Pränataldiagnostik: Druck auf die Eltern

Rund 95% der in der Schweiz geborenen Kinder kommen gesund zur Welt. Das liegt vor allem an den pränatalen Untersuchungen, die mittlerweile Standard sind und eine Aussonderung Behinderter ermöglichen. Seit über 40 Jahren wird dabei unter anderem Ultraschall genutzt. Eine genaue Diagnose ist dabei jedoch nicht möglich. Es gibt höchstens Indizien und dies auch nur, wenn sich das Kind im richtigen Sichtfeld des Arztes befindet. Die Bestätigung eines Verdachtes muss mit einer invasiven Untersuchung bestätigt werden, was nicht ungefährlich ist. Bis zu 2% aller Schwangeren erleiden nach einem solchen Eingriff eine Fehlgeburt. In der Schweiz ergibt jeder siebte Test, der nicht invasiv durchgeführt wird, ein erhöhtes Risiko und erfordert für eine definitive Diagnose einen invasiven Eingriff.

Die Verringerung der Sterblichkeitsrate von Säuglingen ist eine positive Entwicklung. Für Ärzte und Eltern ist es wichtig, sich auf eventuelle Komplikationen vorzubereiten und dem Kind so medizinisch einen optimalen Start ins Leben zu ermöglichen.

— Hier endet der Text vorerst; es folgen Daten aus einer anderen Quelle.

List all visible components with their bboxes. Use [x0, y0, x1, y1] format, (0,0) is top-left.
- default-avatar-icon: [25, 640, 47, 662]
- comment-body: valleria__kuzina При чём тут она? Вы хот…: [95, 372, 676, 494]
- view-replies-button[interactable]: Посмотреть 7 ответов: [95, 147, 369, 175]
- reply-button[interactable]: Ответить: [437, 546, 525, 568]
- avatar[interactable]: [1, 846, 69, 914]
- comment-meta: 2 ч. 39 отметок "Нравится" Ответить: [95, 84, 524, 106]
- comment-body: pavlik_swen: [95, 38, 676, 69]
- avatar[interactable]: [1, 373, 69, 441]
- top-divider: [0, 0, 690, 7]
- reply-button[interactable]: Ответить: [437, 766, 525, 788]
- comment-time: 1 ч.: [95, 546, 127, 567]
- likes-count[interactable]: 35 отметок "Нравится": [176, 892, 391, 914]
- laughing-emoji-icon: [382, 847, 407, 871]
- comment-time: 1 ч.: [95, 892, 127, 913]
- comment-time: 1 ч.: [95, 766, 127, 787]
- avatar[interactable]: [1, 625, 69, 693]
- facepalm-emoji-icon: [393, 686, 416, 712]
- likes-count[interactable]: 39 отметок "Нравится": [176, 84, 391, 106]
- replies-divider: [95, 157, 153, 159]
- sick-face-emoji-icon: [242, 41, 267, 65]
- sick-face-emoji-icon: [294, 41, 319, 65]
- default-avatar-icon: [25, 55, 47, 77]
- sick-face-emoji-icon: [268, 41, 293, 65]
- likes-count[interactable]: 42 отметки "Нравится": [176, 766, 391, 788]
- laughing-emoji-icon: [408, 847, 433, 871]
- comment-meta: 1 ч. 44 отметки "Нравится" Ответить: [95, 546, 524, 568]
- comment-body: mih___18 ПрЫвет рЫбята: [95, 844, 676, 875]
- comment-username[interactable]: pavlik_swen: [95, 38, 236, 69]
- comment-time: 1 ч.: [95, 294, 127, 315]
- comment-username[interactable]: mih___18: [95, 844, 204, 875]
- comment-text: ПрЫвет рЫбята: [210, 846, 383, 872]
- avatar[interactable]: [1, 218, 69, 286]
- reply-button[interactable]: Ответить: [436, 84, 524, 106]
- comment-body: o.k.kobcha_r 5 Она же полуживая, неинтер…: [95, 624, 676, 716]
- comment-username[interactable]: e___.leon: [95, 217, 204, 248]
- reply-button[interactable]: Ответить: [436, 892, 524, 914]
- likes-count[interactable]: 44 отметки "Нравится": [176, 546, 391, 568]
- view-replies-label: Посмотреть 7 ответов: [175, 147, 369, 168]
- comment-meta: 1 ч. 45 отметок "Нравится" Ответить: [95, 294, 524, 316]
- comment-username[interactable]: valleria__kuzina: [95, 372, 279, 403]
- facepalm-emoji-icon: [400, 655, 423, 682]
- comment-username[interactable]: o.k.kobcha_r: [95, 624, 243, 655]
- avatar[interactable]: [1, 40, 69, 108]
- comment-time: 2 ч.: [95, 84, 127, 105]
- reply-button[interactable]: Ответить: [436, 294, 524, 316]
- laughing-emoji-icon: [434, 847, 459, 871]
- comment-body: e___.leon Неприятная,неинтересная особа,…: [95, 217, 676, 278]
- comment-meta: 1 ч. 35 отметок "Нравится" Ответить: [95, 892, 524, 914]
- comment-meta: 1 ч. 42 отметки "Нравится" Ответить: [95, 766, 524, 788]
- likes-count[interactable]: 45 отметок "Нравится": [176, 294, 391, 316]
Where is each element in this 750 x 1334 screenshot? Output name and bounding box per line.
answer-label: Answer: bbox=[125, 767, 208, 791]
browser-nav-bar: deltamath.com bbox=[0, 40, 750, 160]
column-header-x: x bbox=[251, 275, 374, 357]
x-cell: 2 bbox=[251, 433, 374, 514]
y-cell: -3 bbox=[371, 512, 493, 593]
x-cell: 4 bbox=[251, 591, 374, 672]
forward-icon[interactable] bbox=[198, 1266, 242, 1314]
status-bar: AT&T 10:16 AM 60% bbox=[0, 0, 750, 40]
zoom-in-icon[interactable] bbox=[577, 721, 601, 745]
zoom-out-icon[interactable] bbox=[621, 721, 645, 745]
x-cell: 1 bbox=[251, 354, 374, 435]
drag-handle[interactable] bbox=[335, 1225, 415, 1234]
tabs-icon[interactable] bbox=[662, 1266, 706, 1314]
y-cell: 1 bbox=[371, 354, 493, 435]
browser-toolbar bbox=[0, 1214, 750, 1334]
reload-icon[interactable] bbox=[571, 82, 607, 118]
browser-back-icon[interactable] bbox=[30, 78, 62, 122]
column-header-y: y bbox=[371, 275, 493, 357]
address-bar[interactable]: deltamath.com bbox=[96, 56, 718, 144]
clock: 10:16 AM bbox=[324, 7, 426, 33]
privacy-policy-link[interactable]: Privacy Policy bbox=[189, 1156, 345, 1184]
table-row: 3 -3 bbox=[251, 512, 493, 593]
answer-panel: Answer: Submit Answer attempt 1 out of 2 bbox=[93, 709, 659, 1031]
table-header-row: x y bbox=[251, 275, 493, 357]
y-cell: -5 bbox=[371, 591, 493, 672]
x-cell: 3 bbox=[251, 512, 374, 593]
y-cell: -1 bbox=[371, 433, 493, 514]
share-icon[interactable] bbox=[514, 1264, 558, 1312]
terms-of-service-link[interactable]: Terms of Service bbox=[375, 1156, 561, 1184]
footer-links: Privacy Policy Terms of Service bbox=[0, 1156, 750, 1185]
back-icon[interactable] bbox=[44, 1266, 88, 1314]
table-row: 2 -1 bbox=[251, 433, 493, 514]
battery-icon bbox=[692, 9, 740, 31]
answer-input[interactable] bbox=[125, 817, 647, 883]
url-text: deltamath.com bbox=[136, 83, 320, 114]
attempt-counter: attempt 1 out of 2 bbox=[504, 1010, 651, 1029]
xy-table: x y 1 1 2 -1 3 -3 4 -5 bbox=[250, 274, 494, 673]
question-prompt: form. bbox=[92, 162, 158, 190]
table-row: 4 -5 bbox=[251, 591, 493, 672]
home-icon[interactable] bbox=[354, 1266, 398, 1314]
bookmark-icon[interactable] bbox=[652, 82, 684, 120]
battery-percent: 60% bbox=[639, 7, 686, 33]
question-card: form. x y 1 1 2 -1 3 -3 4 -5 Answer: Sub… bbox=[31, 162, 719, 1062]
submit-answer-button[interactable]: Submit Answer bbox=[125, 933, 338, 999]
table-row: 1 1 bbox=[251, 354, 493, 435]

Andererseits wächst jedoch damit der Druck auf die Eltern. Die Eltern selbst, aber auch das Umfeld (und die Krankenkassen!) erwarten immer mehr ein gesundes Kind. Parallel zum «Recht auf ein Kind», wie es die Fortpflanzungsmedizin verheisst, entsteht damit ein «Recht auf ein gesundes Kind». Die Folgen sind vorgeburtliche Selektion und Liquidierung.

Das Wunder des Lebens

Die Wissenschaft entdeckt immer neue, faszinierende Fakten über die Entwicklung des Kindes im Mutterleib. Ein Baby «entsteht» nicht erst mit der Geburt. Es lebt nicht erst ab der Sekunde, in der es das Licht der Welt erblickt. Schon am 16.Tag nach der Empfängnis schlägt das kleine Herz – der Zeitpunkt, an dem die meisten Frauen überhaupt erst eine Schwangerschaft feststellen. In der 6. Schwangerschaftswoche sind alle Organe angelegt und müssen nur noch ausreifen. Selbst bei einer Abtreibung vor der 12. Schwangerschaftswoche werden also keinesfalls nur «Zellen» brutal aus dem Mutterleib gerissen oder gesaugt. Ab der 16.Woche kann ein Fötus hören und die Stimme der Mutter erkennen, ab der 26. Schwangerschaftswoche öffnet das Baby seine Augen öffnen und kann Umrisse erkennen.

Wann endlich wird die Gesellschaft bereit sein, diesen wunderbaren, ungeborenen Menschen als vollwertig anzuerkennen?